Meine Vorgesetzten werden mir nicht einmal einen Klapps auf die Finger geben. Soweit es sie betrifft, wäre es nicht anders, als ob ich einen Hund umbringe. Noch nicht einmal – wenn es um einen Hund ginge, würde sich immer ein Schlemihl finden, der den nächsten Tierschutzverein einschaltet. Und glaub mir, Arkady, einen Golemschutzverein gibt es nicht.«
    Sie starrten einander an. Arkady schwitzte und schnaufte. Mosche war so ruhig wie vor seinem surrealen Gewaltausbruch. »Erinnerst du dich an meine letzte Frage?«, fragte er.
    »Ob Korchow mir aufgetragen hat, dass ich nach Absalom fragen soll.«
    »Gut.«
    »Aber ich …«
    »Antworte nicht gleich. Du wirst morgen früh aufbrechen. Wir werden uns erst auf der anderen Seite der Blockade wiedersehen. Und die Zwischenzeit solltest du nutzen, um darüber nachzudenken, was Korchow für dich tun kann, wenn du erst einmal auf der Erde bist. Und was ich für dich tun kann.«
     
    Der Frachter war im Stil der, wie Arkady es nannte, Weißen Periode des UN-Sprungschiffdesigns gebaut worden.
    Zehn oder zwölf Jahre lang, im Zuge einer dieser unerklärlichen Moden, war weißes Viruflex in allen entlegenen UN-Kolonien, die ihre ausgemusterten Antriebsschiffe gewohnheitsmäßig an Syndikatshändler verkauften, das beliebteste Material gewesen. Was überhaupt aus Viruflex gefertigt werden konnte, wurde aus Viruflex hergestellt, und wo immer man weißes Viruflex verwenden konnte, verwendete man weißes Viruflex. Weiße Bodenplatten. Weiße Wände. Weiße Belüftungsgitter, weiße Strom-, Wasser- und Spinstromleitungen. Und, in den verblassenden Schatten darüber, weiße Decken mit darin eingesetzten weiß flimmernden Leuchtkörpern.

    Als Osnat ihn durch das Schiff führte, erinnerte sich Arkady mit Gewissensbissen daran, dass er in seinem ersten Gespräch mit Arkasha genau dieses ziemlich dämliche Beispiel für Emergenz verwendet hatte, um zu erklären, wie ein Ameisennest funktionierte. Arkasha hatte sich nicht an der Metapher gestoßen. Und jetzt, konfrontiert mit all diesem erbarmungslosen Weiß, verstand Arkady auch, warum.

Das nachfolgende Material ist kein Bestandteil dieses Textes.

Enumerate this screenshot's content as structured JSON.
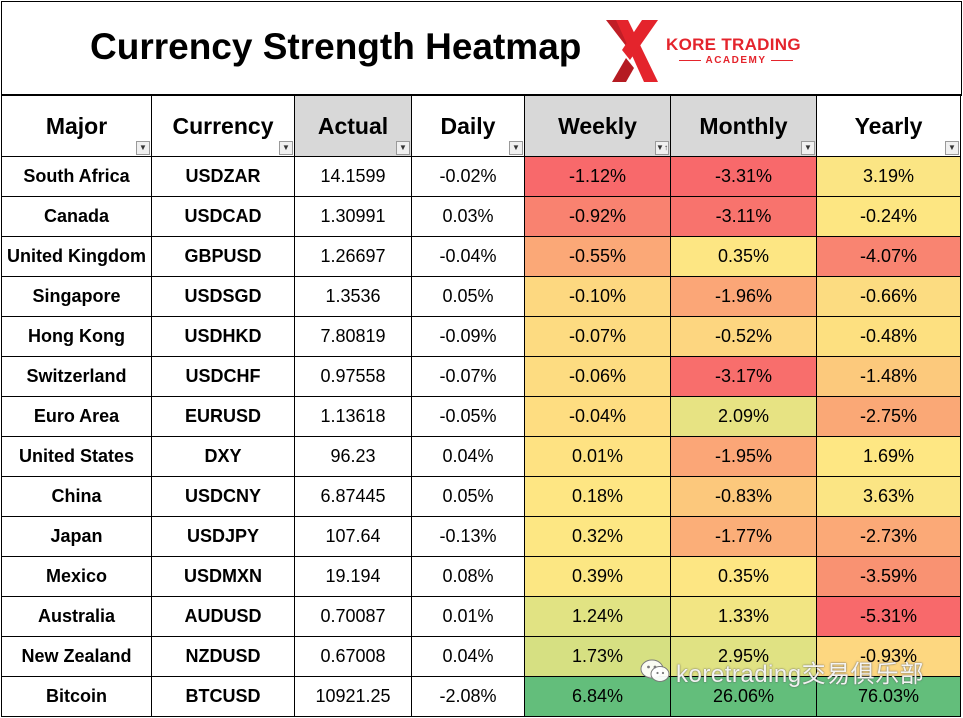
{
  "title": "Currency Strength Heatmap",
  "logo": {
    "line1": "KORE TRADING",
    "line2": "ACADEMY",
    "accent": "#e4242c"
  },
  "columns": [
    "Major",
    "Currency",
    "Actual",
    "Daily",
    "Weekly",
    "Monthly",
    "Yearly"
  ],
  "sort_icon": "sort-descending-icon",
  "filter_icon": "dropdown-arrow-icon",
  "rows": [
    {
      "major": "South Africa",
      "currency": "USDZAR",
      "actual": "14.1599",
      "daily": "-0.02%",
      "weekly": "-1.12%",
      "monthly": "-3.31%",
      "yearly": "3.19%",
      "weekly_color": "#f8696b",
      "monthly_color": "#f8696b",
      "yearly_color": "#fbe584"
    },
    {
      "major": "Canada",
      "currency": "USDCAD",
      "actual": "1.30991",
      "daily": "0.03%",
      "weekly": "-0.92%",
      "monthly": "-3.11%",
      "yearly": "-0.24%",
      "weekly_color": "#f98270",
      "monthly_color": "#f8736d",
      "yearly_color": "#fde682"
    },
    {
      "major": "United Kingdom",
      "currency": "GBPUSD",
      "actual": "1.26697",
      "daily": "-0.04%",
      "weekly": "-0.55%",
      "monthly": "0.35%",
      "yearly": "-4.07%",
      "weekly_color": "#fba877",
      "monthly_color": "#fde683",
      "yearly_color": "#f98471"
    },
    {
      "major": "Singapore",
      "currency": "USDSGD",
      "actual": "1.3536",
      "daily": "0.05%",
      "weekly": "-0.10%",
      "monthly": "-1.96%",
      "yearly": "-0.66%",
      "weekly_color": "#fdd880",
      "monthly_color": "#fba677",
      "yearly_color": "#fcdc81"
    },
    {
      "major": "Hong Kong",
      "currency": "USDHKD",
      "actual": "7.80819",
      "daily": "-0.09%",
      "weekly": "-0.07%",
      "monthly": "-0.52%",
      "yearly": "-0.48%",
      "weekly_color": "#fddb81",
      "monthly_color": "#fdd680",
      "yearly_color": "#fde080"
    },
    {
      "major": "Switzerland",
      "currency": "USDCHF",
      "actual": "0.97558",
      "daily": "-0.07%",
      "weekly": "-0.06%",
      "monthly": "-3.17%",
      "yearly": "-1.48%",
      "weekly_color": "#fddc81",
      "monthly_color": "#f86e6c",
      "yearly_color": "#fcc97c"
    },
    {
      "major": "Euro Area",
      "currency": "EURUSD",
      "actual": "1.13618",
      "daily": "-0.05%",
      "weekly": "-0.04%",
      "monthly": "2.09%",
      "yearly": "-2.75%",
      "weekly_color": "#fedd81",
      "monthly_color": "#e7e383",
      "yearly_color": "#faa876"
    },
    {
      "major": "United States",
      "currency": "DXY",
      "actual": "96.23",
      "daily": "0.04%",
      "weekly": "0.01%",
      "monthly": "-1.95%",
      "yearly": "1.69%",
      "weekly_color": "#fee282",
      "monthly_color": "#fba677",
      "yearly_color": "#fee783"
    },
    {
      "major": "China",
      "currency": "USDCNY",
      "actual": "6.87445",
      "daily": "0.05%",
      "weekly": "0.18%",
      "monthly": "-0.83%",
      "yearly": "3.63%",
      "weekly_color": "#fee683",
      "monthly_color": "#fcc87c",
      "yearly_color": "#fbe584"
    },
    {
      "major": "Japan",
      "currency": "USDJPY",
      "actual": "107.64",
      "daily": "-0.13%",
      "weekly": "0.32%",
      "monthly": "-1.77%",
      "yearly": "-2.73%",
      "weekly_color": "#fde783",
      "monthly_color": "#fbae78",
      "yearly_color": "#fba977"
    },
    {
      "major": "Mexico",
      "currency": "USDMXN",
      "actual": "19.194",
      "daily": "0.08%",
      "weekly": "0.39%",
      "monthly": "0.35%",
      "yearly": "-3.59%",
      "weekly_color": "#fce783",
      "monthly_color": "#fde683",
      "yearly_color": "#f99272"
    },
    {
      "major": "Australia",
      "currency": "AUDUSD",
      "actual": "0.70087",
      "daily": "0.01%",
      "weekly": "1.24%",
      "monthly": "1.33%",
      "yearly": "-5.31%",
      "weekly_color": "#e1e383",
      "monthly_color": "#f2e583",
      "yearly_color": "#f8696b"
    },
    {
      "major": "New Zealand",
      "currency": "NZDUSD",
      "actual": "0.67008",
      "daily": "0.04%",
      "weekly": "1.73%",
      "monthly": "2.95%",
      "yearly": "-0.93%",
      "weekly_color": "#d6e082",
      "monthly_color": "#e0e283",
      "yearly_color": "#fdd780"
    },
    {
      "major": "Bitcoin",
      "currency": "BTCUSD",
      "actual": "10921.25",
      "daily": "-2.08%",
      "weekly": "6.84%",
      "monthly": "26.06%",
      "yearly": "76.03%",
      "weekly_color": "#63be7b",
      "monthly_color": "#63be7b",
      "yearly_color": "#63be7b"
    }
  ],
  "watermark": {
    "text": "koretrading交易俱乐部",
    "icon": "wechat-icon"
  }
}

    Das ganze Schiff sah aus wie eine Euthanasiestation.
    Es sah aus wie eine Euthanasiestation, deren Patienten sich alle in ihren Zimmern eingeschlossen und ihre tödliche Dosis geschluckt hatten. Er stellte sich kalte weiße Zellen hinter kalten weißen Türen vor, und kalte weiße Betten mit kalten weißen Körpern, deren Gliedmaßen und Gesichter schreckliche Entstellungen zeigten. Oder – schlimmer noch – Körper, deren physische Perfektion auf noch schrecklichere geistige und seelische Entartungen hindeutete.